Indiana passed the first eugenic sterilization law in 1907, but the measure was legally flawed. To remedy the situation, the Eugenics Record Office (ERO), founded in 1910 by the the former Harvard University Zoology Professor Charles Benedict Davenport, Ph.D., crafted a statute, which was later adopted by the Commonwealth of Virginia as state law in 1924.
That September, Superintendent of the ‘Virginia State Colony for Epileptics and Feebleminded’ Dr. Albert Sidney Priddy, filed a petition to sterilize one Carrie Elizabeth Buck, an 18-year-old patient at the institution whom Priddy claimed to be “incorrigible”. A “genetic threat to society”. Buck’s 52-year-old mother had a record of prostitution and immorality, Priddy claimed, and the child to whom Buck gave birth in the institution only proved the point.

Buck’s guardian brought her case to court, arguing that compulsory sterilization violated the equal protection clause of the 14th amendment. After losing in district court, the case was appealed to the Amherst County Circuit Court, the Virginia Supreme Court, and finally the United States Supreme Court.
Dr. Priddy died along the way, Dr. John Hendren Bell taking his place. SCOTUS decided the “Buck vs Bell” case on May 2, 1927, ruling in an 8–1 decision that Carrie Buck, her mother, and her perfectly normal infant daughter, were all “feeble-minded” and “promiscuous.”

In the majority ruling, Justice Oliver Wendell Holmes, Jr., did more than just greenlight the Virginia statute.
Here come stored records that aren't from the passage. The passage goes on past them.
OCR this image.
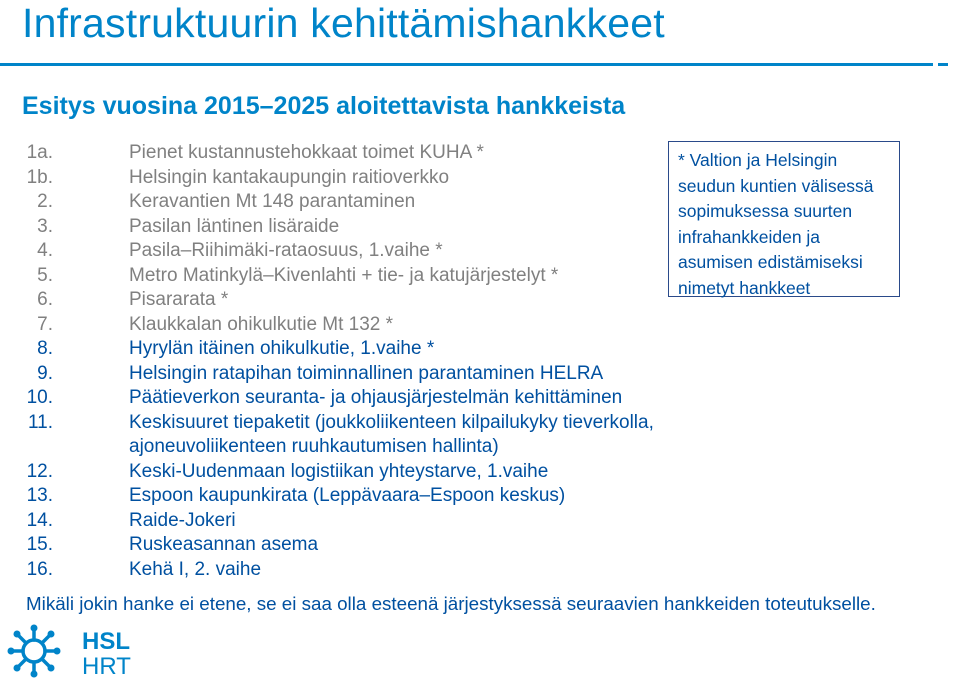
Infrastruktuurin kehittämishankkeet
Esitys vuosina 2015–2025 aloitettavista hankkeista
1a.	Pienet kustannustehokkaat toimet KUHA *
1b.	Helsingin kantakaupungin raitioverkko
2.	Keravantien Mt 148 parantaminen
3.	Pasilan läntinen lisäraide
4.	Pasila–Riihimäki-rataosuus, 1.vaihe *
5.	Metro Matinkylä–Kivenlahti + tie- ja katujärjestelyt *
6.	Pisararata *
7.	Klaukkalan ohikulkutie Mt 132 *
8.	Hyrylän itäinen ohikulkutie, 1.vaihe *
9.	Helsingin ratapihan toiminnallinen parantaminen HELRA
10.	Päätieverkon seuranta- ja ohjausjärjestelmän kehittäminen
11.	Keskisuuret tiepaketit (joukkoliikenteen kilpailukyky tieverkolla,
ajoneuvoliikenteen ruuhkautumisen hallinta)
12.	Keski-Uudenmaan logistiikan yhteystarve, 1.vaihe
13.	Espoon kaupunkirata (Leppävaara–Espoon keskus)
14.	Raide-Jokeri
15.	Ruskeasannan asema
16.	Kehä I, 2. vaihe
* Valtion ja Helsingin
seudun kuntien välisessä
sopimuksessa suurten
infrahankkeiden ja
asumisen edistämiseksi
nimetyt hankkeet

Mikäli jokin hanke ei etene, se ei saa olla esteenä järjestyksessä seuraavien hankkeiden toteutukselle.

HSL
HRT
He urged the nation as a whole to get serious about eugenics, and to prevent large numbers of “unfit” from breeding: “”It is better for all the world“, Holmes wrote, “if instead of waiting to execute degenerate offspring for crime, or to let them starve for their imbecility, society can prevent those who are manifestly unfit from continuing their kind“. In writing about Carrie Buck herself, her mother and infant daughter Vivian, Holmes delivered one of the most brutal pronouncements in all American jurisprudence: “Three generations of imbeciles are enough.”
It was later revealed that Carrie Buck had been raped by a member of the Dobbs family, the foster family who had taken her in and later had her committed. To save the family “honor”. No matter. Buck was compelled to undergo tubal ligation, later paroled from the institution to become a domestic worker with a family in Bland, Virginia. Buck’s daughter Vivian was adopted by the Dobbs family.
In a later examination of the child, ERO field worker Dr. Arthur Estabrook pronounced her “feeble minded” saying that she “showed backwardness”, supporting the “three generations” theory expressed in the SCOTUS opinion.
Vivian died from complications of measles in 1932, after only two years in school. Dr. Estabrook failed to explain in his report, how she seemed to do well for those two years, nor did doctor Estabrook reveal how she came to be listed on her school’s honor roll, in April, 1931.